Crit’Air is an air quality certificate. Basically it's a round vignette to stick on your vehicle. Each vignette corresponds to a category of vehicle, determined by atmospheric pollutant emission levels. There are 6 different categories of certificate, each with a different colour.
Once issued and displayed on the vehicle windscreen, the vignette is valid for the lifespan of the vehicle. Whatever the vehicle may be.
Where do we need a Crit’Air certificate?
The certificate is only mandatory in certain zones. Inner-city Paris became the first traffic restriction zone in France where the vignette has been mandatory since July 2017, Mondays to Fridays, 8.00am to 8.00pm.

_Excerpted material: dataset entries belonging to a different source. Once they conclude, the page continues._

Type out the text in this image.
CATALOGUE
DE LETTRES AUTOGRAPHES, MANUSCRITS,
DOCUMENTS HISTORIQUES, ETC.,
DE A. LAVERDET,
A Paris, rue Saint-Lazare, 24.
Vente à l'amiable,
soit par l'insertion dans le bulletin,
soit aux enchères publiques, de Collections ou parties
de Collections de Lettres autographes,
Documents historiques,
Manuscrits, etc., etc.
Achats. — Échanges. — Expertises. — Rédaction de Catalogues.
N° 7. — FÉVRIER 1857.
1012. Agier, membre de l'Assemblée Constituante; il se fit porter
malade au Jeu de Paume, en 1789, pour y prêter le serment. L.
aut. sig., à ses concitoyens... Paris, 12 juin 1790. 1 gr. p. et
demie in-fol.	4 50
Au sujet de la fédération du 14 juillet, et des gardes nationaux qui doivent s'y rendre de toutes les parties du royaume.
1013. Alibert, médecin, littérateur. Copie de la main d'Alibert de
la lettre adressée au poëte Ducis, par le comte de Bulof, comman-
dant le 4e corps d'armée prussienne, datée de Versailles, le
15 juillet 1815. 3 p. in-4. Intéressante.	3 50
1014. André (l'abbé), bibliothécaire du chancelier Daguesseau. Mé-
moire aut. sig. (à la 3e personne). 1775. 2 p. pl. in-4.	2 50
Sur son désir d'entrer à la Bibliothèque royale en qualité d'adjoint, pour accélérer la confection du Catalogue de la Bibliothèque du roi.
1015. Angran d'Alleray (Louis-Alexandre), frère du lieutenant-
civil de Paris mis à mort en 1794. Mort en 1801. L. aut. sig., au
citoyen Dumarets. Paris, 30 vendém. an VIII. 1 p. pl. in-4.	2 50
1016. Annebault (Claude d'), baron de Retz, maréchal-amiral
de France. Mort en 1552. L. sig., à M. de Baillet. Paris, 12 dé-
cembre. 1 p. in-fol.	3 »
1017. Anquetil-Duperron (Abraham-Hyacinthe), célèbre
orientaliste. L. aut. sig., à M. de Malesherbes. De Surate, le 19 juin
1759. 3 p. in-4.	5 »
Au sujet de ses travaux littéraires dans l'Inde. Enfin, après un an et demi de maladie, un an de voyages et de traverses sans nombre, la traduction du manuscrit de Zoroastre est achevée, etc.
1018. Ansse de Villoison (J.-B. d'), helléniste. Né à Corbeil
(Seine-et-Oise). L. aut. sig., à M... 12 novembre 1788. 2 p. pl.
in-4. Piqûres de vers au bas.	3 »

Elsewhere in France, restricted traffic zones can be implemented temporarily during pollution peaks, for example in big cities such as Grenoble, Toulouse, Lille, Lyon, Strasbourg and Annecy. Other towns should soon be following their example.

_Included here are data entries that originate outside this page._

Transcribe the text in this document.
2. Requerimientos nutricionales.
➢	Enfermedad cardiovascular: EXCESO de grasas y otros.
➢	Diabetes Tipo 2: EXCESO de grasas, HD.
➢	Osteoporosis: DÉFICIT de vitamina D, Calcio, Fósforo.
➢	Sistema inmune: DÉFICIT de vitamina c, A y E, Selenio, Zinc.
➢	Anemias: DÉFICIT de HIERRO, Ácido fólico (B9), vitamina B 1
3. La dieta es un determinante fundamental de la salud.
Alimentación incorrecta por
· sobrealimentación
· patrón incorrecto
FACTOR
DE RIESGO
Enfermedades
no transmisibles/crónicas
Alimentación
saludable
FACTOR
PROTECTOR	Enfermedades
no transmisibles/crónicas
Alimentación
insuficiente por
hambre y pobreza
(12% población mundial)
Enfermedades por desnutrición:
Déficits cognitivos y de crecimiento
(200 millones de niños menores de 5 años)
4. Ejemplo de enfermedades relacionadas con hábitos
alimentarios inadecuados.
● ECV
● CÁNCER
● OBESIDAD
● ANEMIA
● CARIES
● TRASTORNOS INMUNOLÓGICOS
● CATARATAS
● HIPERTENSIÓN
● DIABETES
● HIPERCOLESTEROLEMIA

In Nouvelle-Aquitaine, the certificate is not mandatory. However the approach is widely supported by public services in Nouvelle-Aquitaine.
How do you get a Crit’Air vignette?
French or foreign drivers can order the vignette on line on the Ministère de la Transition Ecologique et Solidaire's website (this is the only official website authorised to issue it).
The vignette costs €3.70 excluding postage. Postage costs are currently €4.18 for delivery in France, €4.80 for deliveries to the European Union and Switzerland, and €5 outside the European Union. Estimated delivery time is between 5 to 10 days.
N.B. offending vehicles will be subject to a €68 fine for a private car and €135 for a coach.